Once one of the league's most consistent winners -- 16 playoff appearances in 17 years -- the Pacers are stuck below mediocre for another two seasons. And this won't be pretty.
They are paying for past sins.
When the decision was made to clean up the roster -- stemming partially from the notorious brawl with Detroit in 2004 and several other unsavory off-the-court incidents -- they sentenced themselves to a long and painful rebuilding process.
By dumping Ron Artest, Stephen Jackson and Jamaal Tinsley -- good players, questionable characters – and getting little in return except for average players and bad contracts, they changed the course of the franchise.
Unfortunately, they have a team now without stars (although Danny Granger did make his first All-Star team last season), which is a sure recipe for failure.
"We don't have anyone who can command double teams all the time,'' Pacers forward Troy Murphy said. "And that makes things tougher all around.''
And unlike the Knicks, Nets, Timberwolves, and Bulls, some other bad teams, the Pacers won't have the salary cap space to jump into the free-agent market this summer.

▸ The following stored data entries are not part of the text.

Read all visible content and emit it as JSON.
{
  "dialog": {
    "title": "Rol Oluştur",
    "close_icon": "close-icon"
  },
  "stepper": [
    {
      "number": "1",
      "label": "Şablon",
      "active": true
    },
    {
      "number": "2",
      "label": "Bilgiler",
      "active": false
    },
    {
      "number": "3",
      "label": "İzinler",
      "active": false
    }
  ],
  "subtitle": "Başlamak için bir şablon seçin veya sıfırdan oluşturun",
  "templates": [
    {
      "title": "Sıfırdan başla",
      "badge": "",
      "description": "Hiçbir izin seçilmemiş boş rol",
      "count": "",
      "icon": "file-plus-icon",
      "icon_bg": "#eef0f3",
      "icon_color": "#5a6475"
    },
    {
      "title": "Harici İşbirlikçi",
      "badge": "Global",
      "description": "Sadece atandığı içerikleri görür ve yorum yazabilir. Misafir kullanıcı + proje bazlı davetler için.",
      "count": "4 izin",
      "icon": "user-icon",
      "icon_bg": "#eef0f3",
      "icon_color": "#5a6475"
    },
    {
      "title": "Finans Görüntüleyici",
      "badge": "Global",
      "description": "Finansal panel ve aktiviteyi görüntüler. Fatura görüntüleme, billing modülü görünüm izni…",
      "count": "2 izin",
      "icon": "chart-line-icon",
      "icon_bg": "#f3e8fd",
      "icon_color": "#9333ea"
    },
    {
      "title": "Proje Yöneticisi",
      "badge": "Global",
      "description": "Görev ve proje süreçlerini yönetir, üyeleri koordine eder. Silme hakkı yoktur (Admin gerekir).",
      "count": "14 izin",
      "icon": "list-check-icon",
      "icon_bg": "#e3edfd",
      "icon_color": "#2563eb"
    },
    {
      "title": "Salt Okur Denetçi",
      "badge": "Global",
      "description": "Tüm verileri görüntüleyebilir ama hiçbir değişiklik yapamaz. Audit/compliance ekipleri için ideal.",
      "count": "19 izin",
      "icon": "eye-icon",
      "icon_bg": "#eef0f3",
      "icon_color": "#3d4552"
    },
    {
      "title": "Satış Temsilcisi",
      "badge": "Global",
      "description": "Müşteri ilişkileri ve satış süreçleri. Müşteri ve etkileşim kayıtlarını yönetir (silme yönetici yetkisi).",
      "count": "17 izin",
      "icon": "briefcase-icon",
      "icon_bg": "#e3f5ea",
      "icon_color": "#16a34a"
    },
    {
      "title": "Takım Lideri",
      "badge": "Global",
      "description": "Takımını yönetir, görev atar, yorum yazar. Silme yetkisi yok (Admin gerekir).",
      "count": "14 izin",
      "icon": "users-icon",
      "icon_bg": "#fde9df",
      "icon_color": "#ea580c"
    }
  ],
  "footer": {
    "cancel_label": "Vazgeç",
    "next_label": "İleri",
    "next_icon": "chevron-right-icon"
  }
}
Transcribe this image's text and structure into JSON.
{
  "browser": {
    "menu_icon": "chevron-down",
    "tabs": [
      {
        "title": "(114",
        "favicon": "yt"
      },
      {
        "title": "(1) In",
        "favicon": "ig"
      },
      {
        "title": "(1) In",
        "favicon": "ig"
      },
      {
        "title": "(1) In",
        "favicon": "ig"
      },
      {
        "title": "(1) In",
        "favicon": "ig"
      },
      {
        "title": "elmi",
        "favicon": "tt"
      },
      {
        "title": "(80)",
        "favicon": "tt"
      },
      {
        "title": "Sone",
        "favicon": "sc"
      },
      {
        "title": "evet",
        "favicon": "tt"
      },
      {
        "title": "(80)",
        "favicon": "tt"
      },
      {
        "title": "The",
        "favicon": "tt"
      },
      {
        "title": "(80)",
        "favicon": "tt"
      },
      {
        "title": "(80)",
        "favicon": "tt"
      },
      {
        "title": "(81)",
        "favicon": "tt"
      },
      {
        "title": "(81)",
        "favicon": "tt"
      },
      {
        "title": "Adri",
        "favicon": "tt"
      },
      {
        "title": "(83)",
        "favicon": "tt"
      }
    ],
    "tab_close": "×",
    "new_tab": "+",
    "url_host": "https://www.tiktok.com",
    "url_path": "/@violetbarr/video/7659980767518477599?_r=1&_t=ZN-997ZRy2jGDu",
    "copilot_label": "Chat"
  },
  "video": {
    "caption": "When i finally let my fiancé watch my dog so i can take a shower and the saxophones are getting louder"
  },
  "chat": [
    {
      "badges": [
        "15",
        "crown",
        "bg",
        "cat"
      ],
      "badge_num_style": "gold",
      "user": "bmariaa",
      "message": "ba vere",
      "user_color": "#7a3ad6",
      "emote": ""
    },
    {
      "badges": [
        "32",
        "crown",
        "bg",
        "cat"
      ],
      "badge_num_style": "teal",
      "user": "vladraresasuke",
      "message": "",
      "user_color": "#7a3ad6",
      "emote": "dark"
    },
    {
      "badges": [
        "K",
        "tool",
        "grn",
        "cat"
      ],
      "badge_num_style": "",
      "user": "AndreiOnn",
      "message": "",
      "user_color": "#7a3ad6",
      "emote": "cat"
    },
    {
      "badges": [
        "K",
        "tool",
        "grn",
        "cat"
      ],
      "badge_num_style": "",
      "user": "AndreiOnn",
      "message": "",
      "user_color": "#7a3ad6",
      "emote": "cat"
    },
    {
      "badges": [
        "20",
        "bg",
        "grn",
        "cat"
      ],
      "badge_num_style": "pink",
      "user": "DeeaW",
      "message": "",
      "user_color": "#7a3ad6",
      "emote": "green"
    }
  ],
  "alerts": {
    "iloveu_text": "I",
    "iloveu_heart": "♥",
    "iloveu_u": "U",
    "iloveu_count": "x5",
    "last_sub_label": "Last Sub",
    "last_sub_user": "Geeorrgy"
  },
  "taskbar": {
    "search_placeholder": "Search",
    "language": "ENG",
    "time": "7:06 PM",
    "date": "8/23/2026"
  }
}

Sure, they'll get a high draft pick, but that could take years to develop. For them, relief in the form of a star won't come until 2011 when they can become the biggest player in the free-agent market.
"If you want to win and win big, you have to have more than one star,'' conceded Pacers coach Jim O'Brien. "Look at the top five teams in the league, they all have multiple stars.''
The Pacers (8-14) are a perfect example of the way it works in today's NBA. On Monday, they played the Magic close -- even led throughout -- but faltered down the stretch when All-Stars Dwight Howard and Vince Carter took control. They played hard. They played smart, but they had no answer for Howard and Carter at the end.
Granger is out for another five weeks with a foot/arch injury. And there was nowhere else to turn when they really needed a basket. Guys like Murphy, Mike Dunleavy, Dahntay Jones are nice role players, but they don't carry a team.
The Pacers won 35, 36 and 36 games in each of the last two seasons. Those totals won't rise this season or next. It's the price they are paying for loading and then unloading their team of talented but troubled players.
The remake of the current team is going to be dramatic. But it's not going to change overnight. Right now, 2011 just sounds like a long time away.